Salt Lake City mayor's first convention was Republican
Charlotte, N.C. • Like almost all the Utahns in Charlotte, Salt Lake City Mayor Ralph Becker is attending his first Democratic Convention.
But it isn't his first appearance at a national political convention.
In 1968 he worked as a page at the Republican gathering in Miami, which saw Richard Nixon best Nelson Rockefeller for the party's nomination.
Becker's father, Ralph Becker Sr., was an active Rockefeller Republican in New York, and he got his then-16-year-old son the job running errands for party bigwigs. The mayor says at the time he "just assumed" he was a Republican.
"I was much more interested in sports and girls than in politics," he said.
Becker ran for, but did not win, a delegate spot for the Democratic Convention in 2008. As the most visible member of Utah's delegation this go around, the mayor is excited, saying: "More than anything, I'm just looking forward to the experience."
An unexpected encounter • Utah Democratic delegate Alan Anderson had an unexpected seatmate on the first leg of his flight from Salt Lake City to Charlotte Rep. Jason Chaffetz, R-Utah.
Chaffetz is in Charlotte this week to help Republicans counter the Democratic message and plans to appear on quite a few cable news shows.
Anderson said they had a polite, but brief conversation where he informed the conservative congressman that he lived in Chaffetz's district. He also asked if it was as contentious in Congress as the media portrays it.
Chaffetz told Anderson that some politicians make it contentious, "but we need good people on both sides of the aisle."
Faith, not fraternization • Scott Howell, like every other major Democratic candidate from Utah, had planned to avoid the national convention entirely. But he couldn't turn down an opportunity to represent the LDS Church on a panel on religion Wednesday, and since he's flying all the way to Charlotte, he plans to take part in a meeting Tuesday for LDS Democrats.
While glad to talk about his religious views, Howell and his campaign sure seem worried that it's a political liability for him to be seen fraternizing with Democrats from throughout the nation.

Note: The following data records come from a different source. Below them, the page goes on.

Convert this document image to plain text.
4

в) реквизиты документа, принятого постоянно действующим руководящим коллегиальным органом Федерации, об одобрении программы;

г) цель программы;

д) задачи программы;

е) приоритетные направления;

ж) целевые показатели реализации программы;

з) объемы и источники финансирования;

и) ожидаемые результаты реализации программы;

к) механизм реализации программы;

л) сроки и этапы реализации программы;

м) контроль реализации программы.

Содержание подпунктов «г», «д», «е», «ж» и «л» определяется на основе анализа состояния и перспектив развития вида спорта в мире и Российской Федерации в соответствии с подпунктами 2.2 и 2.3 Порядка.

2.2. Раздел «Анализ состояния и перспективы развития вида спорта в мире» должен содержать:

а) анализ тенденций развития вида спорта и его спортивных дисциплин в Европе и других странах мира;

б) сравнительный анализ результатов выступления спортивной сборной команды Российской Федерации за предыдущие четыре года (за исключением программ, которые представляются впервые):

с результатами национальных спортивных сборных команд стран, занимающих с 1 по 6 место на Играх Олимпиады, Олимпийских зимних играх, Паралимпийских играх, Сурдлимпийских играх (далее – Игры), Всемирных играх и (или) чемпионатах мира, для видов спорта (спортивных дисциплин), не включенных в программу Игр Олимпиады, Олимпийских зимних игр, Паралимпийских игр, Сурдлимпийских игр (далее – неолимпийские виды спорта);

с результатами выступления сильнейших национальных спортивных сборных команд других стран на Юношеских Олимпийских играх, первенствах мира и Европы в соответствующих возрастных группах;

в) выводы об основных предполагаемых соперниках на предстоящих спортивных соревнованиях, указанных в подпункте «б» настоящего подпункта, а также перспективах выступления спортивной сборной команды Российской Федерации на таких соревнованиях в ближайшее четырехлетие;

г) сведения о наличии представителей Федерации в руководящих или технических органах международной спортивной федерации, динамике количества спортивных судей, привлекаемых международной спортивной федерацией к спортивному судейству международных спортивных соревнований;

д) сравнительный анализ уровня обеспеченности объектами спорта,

And they launched a preemptive attack on Monday against any criticism that Sen. Orrin Hatch, R-Utah, may throw his way.
"I know that the Hatch camp could use this to try to paint me as something I'm not," Howell said in a statement. "If Orrin and his machine want to use my spirituality as political ammunition, that's on their heads, but my conscience is clean."
Asked if they had any comment on Howell's visit to Charlotte, Hatch campaign manager Dave Hansen responded: "No comment."